Active Time: 10 minutes | Total Time: 2 hours 30 minutes | Serves 4 to 6 | Vegan | Gluten Free
- ¼ cup golden flaxseeds
- ¼ cup brown flaxseeds
- ¼ cup hulled hemp seed hearts
- 2 tablespoons sesame seeds
- 2 tablespoons tomato paste
- 1 teaspoon grond cumin
- ½ teaspoon chili powder
- ¼ teaspoon chipotle powder (if you like spice)
- ¼ teaspoon kosher salt
- 1 teaspoon extra virgin olive oil
Heat the oven (with the oven rack in the middle) to 250°F. Line an 18 x 13-inch rimmed sheet pan with parchment paper.
In a medium bowl, combine the golden flaxseeds and brown flaxseeds with ½ cup water. Let stand for 15 minutes, or until the seeds absorb all of the water and become gelatinous. Add the hemp seeds and sesame seeds to the flax and stir to combine.

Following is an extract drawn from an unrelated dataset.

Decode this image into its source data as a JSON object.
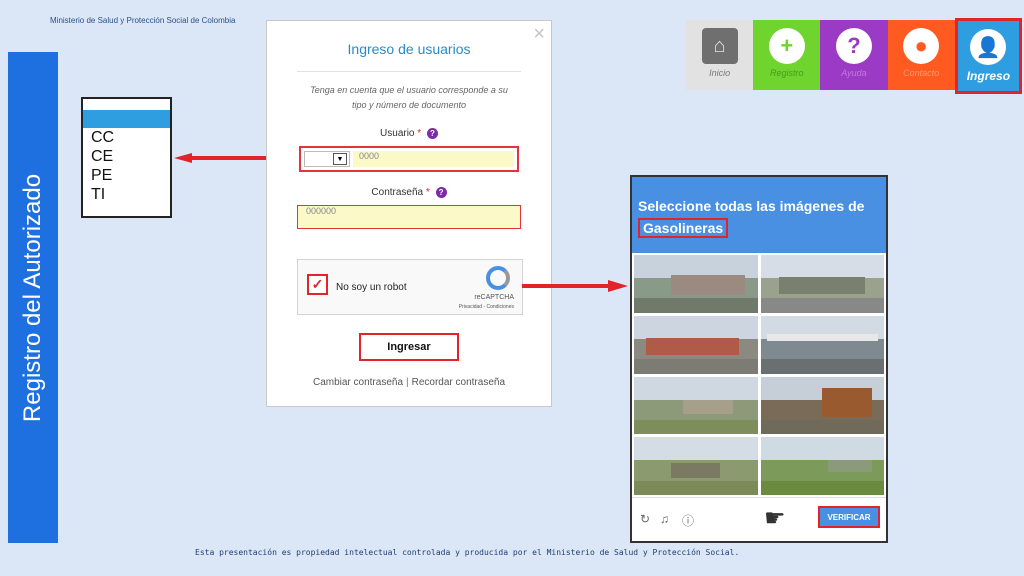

In a small bowl, combine the tomato paste, cumin, chili powder, chipotle powder, salt, and oil. Add to the seed mixture and stir to coat evenly.

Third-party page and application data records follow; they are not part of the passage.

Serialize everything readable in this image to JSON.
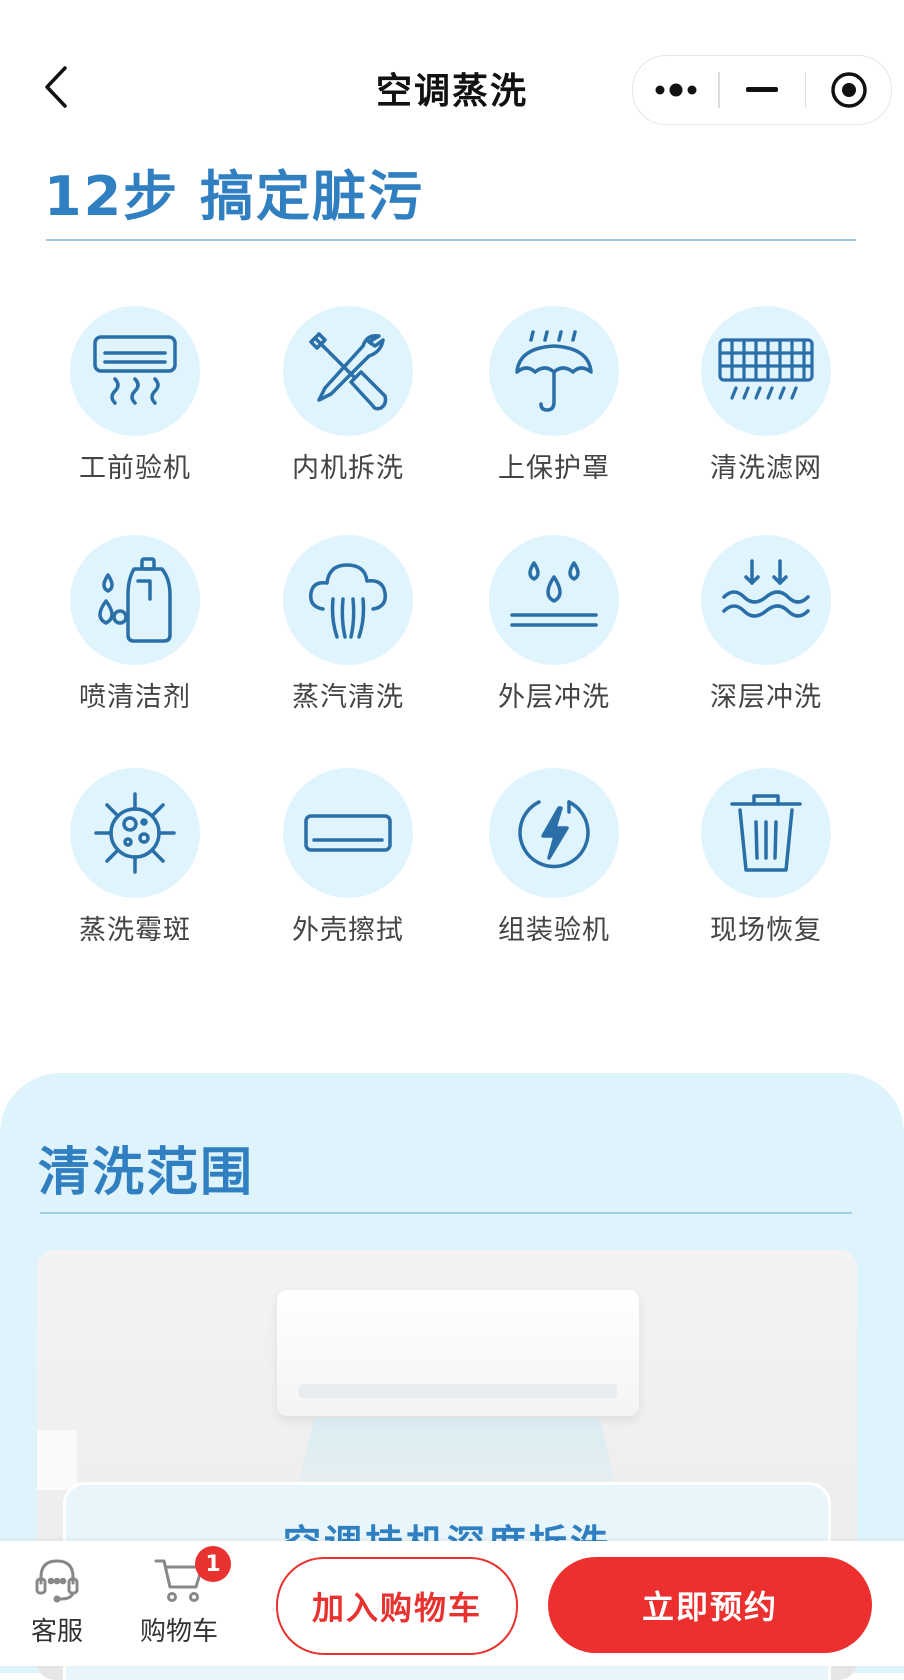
{
  "header": {
    "title": "空调蒸洗",
    "back_icon": "chevron-left-icon",
    "capsule": [
      "more-dots-icon",
      "minimize-icon",
      "target-icon"
    ]
  },
  "steps_section": {
    "title": "12步 搞定脏污",
    "steps": [
      {
        "label": "工前验机",
        "icon": "air-conditioner-heat-icon"
      },
      {
        "label": "内机拆洗",
        "icon": "tools-icon"
      },
      {
        "label": "上保护罩",
        "icon": "umbrella-rain-icon"
      },
      {
        "label": "清洗滤网",
        "icon": "filter-grid-icon"
      },
      {
        "label": "喷清洁剂",
        "icon": "detergent-bottle-icon"
      },
      {
        "label": "蒸汽清洗",
        "icon": "steam-cloud-icon"
      },
      {
        "label": "外层冲洗",
        "icon": "water-drops-icon"
      },
      {
        "label": "深层冲洗",
        "icon": "deep-water-icon"
      },
      {
        "label": "蒸洗霉斑",
        "icon": "mold-virus-icon"
      },
      {
        "label": "外壳擦拭",
        "icon": "ac-panel-icon"
      },
      {
        "label": "组装验机",
        "icon": "power-bolt-icon"
      },
      {
        "label": "现场恢复",
        "icon": "trash-bin-icon"
      }
    ]
  },
  "scope_section": {
    "title": "清洗范围",
    "caption": "空调挂机深度拆洗"
  },
  "bottom_bar": {
    "service_label": "客服",
    "cart_label": "购物车",
    "cart_badge": "1",
    "add_to_cart": "加入购物车",
    "book_now": "立即预约"
  },
  "colors": {
    "accent_blue": "#2f7fc1",
    "icon_circle": "#e0f4fd",
    "scope_bg": "#dff3fd",
    "red": "#ec2f2f"
  }
}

Pour the mixture onto the prepared pan. Using the back of a spoon or an offset metal spatula, spread the mixture out as thinly and as evenly as you can (it should almost cover the entire pan).
Bake for about 1½ hours, or until the cracker is crisp. Let cool completely. Break up into small crackers.